The number of complaints about taxi drivers in Leeds increased last year, new statistics reveal.
A report presented to Leeds City Council members today shows that 658 complaints against the taxi and private hire licensed trade were received in 2017, up from 576 in 2016.
Customers’ main gripe was about the standard of driving - in most cases speeding and using mobile phones - which prompted 174 complaints overall.
Some 136 complaints were lodged about driver conduct, which accounts for concerns not covered in the other 23 categories, for example drivers playing music too loudly.
The report states that 143 drivers were suspended in 2017, up from 110 in 2016. Three licences were revoked for sexual reasons, with 19 licences also suspended due to sexual offence allegations, according to the report. The number of complaints about inappropriate sexual behaviour dropped to 22 in 2017 from 29 in 2016.
The statistics make up all the complaints received in the city of Leeds, not just from drivers licensed there.
However, while 6,049 of Leeds drivers have attended compulsory safeguarding training, 109 are still to do so.
Andrew White, executive officer for taxi and private hire licensing, said the majority of people who had not taken the training were new drivers, but added: “It’s a bit like ‘the dog ate my homework’, it does feel like an excuse.”
Councillors at the Civic Hall raised concerns about the licensing department’s policy of sending three warning letters to drivers who have not attended the training – some had claimed to not have received the first ones.
Conservative Coun Billy Flynn told Mr White: “Given the publicity we’ve had, especially in South Yorkshire, I would have thought they would be banging on your door to get this training.”
Mr White added there was a need to be “cautious” about suspending licences, but said anyone who had not taken the course by April could expect suspensions.
A spokeswoman for Leeds City Council said: “In the past few years, Leeds City Council has put in place some of the strongest conditions in the country for taxi and private hire drivers.
"All new drivers are required to pass driver training before they can be licensed, which includes training on literacy, legislation, local knowledge and customer care.
"All drivers and operators, not just new drivers, are required to undertake safeguarding training, so that they are aware of their responsibilities to keep passengers safe, and all current drivers and operators are required to have a current Disclosure and Barring (DBS) check, to register with the national DBS service, and to report any arrests, cautions and convictions.
"These conditions and training are not in place in every authority in the country.
"Leeds has a successful, safe and vibrant night time economy, as recognised by the city centre’s award of Purple Flag status in 2016, and reaccreditation in February 2018.
"We are committed to ensuring the city remains a safe place for everyone, especially at night, and especially for vulnerable people. We work very closely with locally licensed taxi and private hire drivers and operators, and welcome feedback and comments about people’s experiences in Leeds.
"I would also urge people to read the information provided by the Council about what steps people can take to make sure they are safe when booking a private hire or hailing a taxi.”
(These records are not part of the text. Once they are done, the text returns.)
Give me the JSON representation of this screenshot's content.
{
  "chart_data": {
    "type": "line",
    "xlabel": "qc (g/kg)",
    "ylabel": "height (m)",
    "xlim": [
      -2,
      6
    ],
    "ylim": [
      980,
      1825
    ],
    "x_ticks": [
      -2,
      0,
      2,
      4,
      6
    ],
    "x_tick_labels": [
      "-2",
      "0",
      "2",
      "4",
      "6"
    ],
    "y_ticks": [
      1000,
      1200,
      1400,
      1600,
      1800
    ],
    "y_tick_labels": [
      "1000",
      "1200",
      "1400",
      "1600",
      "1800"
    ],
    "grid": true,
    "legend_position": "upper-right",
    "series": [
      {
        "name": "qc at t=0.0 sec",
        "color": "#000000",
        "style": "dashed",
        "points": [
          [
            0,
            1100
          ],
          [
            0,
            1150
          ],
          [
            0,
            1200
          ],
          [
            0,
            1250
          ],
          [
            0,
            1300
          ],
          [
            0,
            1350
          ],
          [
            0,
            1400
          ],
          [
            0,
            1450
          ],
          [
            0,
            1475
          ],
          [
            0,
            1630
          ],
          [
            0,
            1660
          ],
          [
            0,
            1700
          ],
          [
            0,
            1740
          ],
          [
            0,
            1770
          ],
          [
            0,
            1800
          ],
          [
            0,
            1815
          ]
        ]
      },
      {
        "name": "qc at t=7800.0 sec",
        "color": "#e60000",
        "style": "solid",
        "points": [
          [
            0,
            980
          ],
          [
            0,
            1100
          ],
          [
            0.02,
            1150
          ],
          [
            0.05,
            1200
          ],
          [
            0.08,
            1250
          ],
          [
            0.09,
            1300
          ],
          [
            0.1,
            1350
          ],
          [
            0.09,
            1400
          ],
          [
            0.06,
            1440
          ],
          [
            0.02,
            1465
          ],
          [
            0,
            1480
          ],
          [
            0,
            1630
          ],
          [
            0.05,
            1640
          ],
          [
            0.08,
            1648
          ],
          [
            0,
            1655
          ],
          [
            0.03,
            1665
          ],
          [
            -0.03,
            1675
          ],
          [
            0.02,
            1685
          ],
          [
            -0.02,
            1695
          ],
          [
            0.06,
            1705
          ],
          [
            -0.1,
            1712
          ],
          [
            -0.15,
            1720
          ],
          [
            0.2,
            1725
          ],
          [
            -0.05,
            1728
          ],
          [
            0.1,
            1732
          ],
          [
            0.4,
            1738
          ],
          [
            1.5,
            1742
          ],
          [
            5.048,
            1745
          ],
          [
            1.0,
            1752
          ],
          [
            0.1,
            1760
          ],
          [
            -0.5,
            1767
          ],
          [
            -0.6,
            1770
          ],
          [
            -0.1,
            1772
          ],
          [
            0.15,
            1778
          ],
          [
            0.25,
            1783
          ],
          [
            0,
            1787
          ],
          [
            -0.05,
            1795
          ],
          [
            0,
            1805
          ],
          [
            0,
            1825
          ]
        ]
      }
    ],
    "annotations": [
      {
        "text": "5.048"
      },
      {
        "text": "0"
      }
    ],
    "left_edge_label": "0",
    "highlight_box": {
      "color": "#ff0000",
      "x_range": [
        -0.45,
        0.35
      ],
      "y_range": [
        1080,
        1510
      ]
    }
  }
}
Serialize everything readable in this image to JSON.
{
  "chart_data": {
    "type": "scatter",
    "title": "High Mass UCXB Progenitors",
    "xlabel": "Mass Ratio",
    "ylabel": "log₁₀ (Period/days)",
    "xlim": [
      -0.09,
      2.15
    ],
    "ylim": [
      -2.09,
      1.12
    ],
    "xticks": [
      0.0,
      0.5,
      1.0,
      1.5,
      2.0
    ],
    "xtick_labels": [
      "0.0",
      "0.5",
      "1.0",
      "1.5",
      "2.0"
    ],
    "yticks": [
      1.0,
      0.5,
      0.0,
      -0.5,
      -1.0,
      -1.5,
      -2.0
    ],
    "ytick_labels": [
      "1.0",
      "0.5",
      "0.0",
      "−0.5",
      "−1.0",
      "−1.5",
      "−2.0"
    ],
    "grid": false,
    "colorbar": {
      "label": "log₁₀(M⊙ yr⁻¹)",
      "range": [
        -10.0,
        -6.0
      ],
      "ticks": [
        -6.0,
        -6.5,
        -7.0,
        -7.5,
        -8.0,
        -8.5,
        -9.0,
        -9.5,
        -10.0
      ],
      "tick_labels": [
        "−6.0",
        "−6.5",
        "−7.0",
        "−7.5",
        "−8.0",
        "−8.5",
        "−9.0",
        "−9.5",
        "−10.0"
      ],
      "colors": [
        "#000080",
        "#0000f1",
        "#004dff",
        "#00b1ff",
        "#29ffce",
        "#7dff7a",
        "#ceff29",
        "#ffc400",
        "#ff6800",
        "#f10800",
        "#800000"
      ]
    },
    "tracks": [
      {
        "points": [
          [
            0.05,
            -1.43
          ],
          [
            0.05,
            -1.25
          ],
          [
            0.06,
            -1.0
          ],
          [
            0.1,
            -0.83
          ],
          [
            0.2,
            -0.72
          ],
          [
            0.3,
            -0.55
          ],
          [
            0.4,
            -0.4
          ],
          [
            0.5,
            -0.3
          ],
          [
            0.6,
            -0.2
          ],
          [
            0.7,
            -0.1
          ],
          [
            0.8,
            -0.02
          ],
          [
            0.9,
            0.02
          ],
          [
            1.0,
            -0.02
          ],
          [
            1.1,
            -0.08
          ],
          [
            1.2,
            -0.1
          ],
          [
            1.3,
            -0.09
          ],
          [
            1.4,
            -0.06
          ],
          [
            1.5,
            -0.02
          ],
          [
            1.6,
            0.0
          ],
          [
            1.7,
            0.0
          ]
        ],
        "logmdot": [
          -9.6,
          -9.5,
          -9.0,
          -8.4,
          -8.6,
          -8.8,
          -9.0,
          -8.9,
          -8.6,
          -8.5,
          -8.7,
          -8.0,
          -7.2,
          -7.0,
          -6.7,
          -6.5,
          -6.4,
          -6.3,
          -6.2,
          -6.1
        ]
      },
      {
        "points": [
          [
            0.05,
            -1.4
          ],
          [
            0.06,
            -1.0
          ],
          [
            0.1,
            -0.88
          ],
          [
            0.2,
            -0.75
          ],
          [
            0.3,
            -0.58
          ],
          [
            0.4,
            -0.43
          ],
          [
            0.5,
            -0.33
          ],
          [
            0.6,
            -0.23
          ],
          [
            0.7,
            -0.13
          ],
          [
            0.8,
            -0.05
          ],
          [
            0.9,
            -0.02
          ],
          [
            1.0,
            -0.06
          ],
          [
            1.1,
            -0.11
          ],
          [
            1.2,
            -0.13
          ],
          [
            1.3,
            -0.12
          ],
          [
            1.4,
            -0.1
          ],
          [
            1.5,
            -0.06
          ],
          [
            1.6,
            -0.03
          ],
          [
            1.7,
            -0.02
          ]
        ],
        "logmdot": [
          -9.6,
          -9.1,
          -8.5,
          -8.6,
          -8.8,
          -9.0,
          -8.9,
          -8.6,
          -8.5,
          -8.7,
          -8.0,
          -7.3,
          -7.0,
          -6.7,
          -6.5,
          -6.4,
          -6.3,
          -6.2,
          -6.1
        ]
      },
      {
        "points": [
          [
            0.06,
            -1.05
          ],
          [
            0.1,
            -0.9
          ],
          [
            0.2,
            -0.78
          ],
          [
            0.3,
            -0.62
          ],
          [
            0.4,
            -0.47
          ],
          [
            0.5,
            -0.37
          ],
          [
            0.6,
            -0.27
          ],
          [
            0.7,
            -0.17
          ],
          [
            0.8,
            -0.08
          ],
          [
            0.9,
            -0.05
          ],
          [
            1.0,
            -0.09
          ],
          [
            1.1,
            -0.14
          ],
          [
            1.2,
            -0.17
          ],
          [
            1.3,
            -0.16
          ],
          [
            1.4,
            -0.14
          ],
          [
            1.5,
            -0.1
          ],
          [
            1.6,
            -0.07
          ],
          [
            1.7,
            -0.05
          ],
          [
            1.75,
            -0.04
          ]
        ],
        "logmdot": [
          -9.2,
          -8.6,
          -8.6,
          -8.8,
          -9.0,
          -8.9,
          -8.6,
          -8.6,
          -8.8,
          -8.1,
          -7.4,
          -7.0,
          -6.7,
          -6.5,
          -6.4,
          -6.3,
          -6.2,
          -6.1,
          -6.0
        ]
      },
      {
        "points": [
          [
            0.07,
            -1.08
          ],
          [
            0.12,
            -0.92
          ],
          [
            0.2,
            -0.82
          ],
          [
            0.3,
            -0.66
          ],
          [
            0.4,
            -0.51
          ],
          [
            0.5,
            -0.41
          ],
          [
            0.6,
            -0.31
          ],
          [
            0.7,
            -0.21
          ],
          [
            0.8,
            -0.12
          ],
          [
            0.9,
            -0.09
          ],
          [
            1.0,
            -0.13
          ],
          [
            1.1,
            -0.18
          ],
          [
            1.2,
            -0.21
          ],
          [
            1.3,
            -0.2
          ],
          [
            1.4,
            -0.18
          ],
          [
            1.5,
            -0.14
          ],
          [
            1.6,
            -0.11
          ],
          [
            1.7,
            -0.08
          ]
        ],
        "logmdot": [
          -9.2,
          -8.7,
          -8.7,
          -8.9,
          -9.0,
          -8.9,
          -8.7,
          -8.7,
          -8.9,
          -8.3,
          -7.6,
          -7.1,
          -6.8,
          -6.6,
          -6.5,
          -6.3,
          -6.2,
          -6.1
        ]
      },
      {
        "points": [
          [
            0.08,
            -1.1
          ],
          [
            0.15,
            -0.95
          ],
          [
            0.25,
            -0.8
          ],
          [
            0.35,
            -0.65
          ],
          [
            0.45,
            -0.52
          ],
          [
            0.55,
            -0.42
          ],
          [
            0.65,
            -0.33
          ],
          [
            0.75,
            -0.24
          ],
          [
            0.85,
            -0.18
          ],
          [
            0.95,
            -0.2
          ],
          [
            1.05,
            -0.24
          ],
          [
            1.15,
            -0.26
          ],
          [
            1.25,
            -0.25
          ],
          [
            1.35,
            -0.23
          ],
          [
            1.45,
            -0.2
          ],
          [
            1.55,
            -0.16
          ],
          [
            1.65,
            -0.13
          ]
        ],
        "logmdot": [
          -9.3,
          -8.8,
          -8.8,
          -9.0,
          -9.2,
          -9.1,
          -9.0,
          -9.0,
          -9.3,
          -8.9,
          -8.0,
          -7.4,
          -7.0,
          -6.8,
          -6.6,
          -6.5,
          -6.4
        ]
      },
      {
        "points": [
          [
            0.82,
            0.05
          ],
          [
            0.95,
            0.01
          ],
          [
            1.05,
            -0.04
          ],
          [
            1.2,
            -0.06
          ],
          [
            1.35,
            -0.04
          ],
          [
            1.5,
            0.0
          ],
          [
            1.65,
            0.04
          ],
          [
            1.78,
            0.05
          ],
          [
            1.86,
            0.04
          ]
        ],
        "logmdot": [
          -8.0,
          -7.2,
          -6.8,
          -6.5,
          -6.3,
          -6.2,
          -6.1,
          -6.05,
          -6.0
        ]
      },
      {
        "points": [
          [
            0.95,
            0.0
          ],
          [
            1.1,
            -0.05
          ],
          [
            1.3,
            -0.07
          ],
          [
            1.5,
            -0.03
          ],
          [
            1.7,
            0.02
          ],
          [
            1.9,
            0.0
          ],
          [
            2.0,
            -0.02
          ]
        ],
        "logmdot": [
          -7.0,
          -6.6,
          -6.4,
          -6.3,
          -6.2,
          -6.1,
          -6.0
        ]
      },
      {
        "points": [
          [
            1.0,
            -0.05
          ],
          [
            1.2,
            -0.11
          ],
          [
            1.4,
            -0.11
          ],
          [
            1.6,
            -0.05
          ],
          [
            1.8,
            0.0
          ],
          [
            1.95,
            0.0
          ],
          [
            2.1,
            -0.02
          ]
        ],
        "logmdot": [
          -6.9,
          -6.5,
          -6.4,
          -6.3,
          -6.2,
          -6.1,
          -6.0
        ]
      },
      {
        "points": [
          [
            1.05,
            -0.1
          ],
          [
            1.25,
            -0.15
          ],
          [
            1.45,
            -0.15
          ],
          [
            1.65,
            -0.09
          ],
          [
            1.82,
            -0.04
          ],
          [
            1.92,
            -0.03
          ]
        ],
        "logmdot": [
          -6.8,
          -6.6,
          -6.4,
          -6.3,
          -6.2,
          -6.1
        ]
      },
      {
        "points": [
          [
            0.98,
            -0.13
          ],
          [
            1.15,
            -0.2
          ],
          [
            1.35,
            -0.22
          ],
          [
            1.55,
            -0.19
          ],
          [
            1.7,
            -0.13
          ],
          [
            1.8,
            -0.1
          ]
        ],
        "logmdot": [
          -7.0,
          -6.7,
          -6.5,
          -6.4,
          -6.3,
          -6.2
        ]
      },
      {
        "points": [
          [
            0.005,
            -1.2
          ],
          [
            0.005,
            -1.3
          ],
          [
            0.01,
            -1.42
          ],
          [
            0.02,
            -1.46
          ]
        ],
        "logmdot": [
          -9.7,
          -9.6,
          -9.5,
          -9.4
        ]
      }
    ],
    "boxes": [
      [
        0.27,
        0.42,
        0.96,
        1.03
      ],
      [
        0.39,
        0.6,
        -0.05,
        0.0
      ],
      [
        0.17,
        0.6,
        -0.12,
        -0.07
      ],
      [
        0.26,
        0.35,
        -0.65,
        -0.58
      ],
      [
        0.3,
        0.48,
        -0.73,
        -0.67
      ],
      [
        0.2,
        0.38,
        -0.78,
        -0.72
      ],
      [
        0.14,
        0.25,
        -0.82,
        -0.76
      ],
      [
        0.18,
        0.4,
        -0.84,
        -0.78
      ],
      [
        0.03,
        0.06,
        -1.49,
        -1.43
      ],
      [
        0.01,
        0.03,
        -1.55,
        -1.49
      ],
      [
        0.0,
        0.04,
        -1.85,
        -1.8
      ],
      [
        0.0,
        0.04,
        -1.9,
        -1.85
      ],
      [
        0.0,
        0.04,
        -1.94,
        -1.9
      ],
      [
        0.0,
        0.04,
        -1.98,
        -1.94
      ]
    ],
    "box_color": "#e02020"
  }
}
Of the drivers suspended during 2017 for a sexual offence or allegation of one: seven were a result of a complaint, one was a report of a historic offence, nine were investigated by the police, nine resulted in further action either by West Yorkshire Police or the council, the resulted in no further action (for example, the complaint was subsequently withdrawn) and seven are currently suspended until the investigation is complete.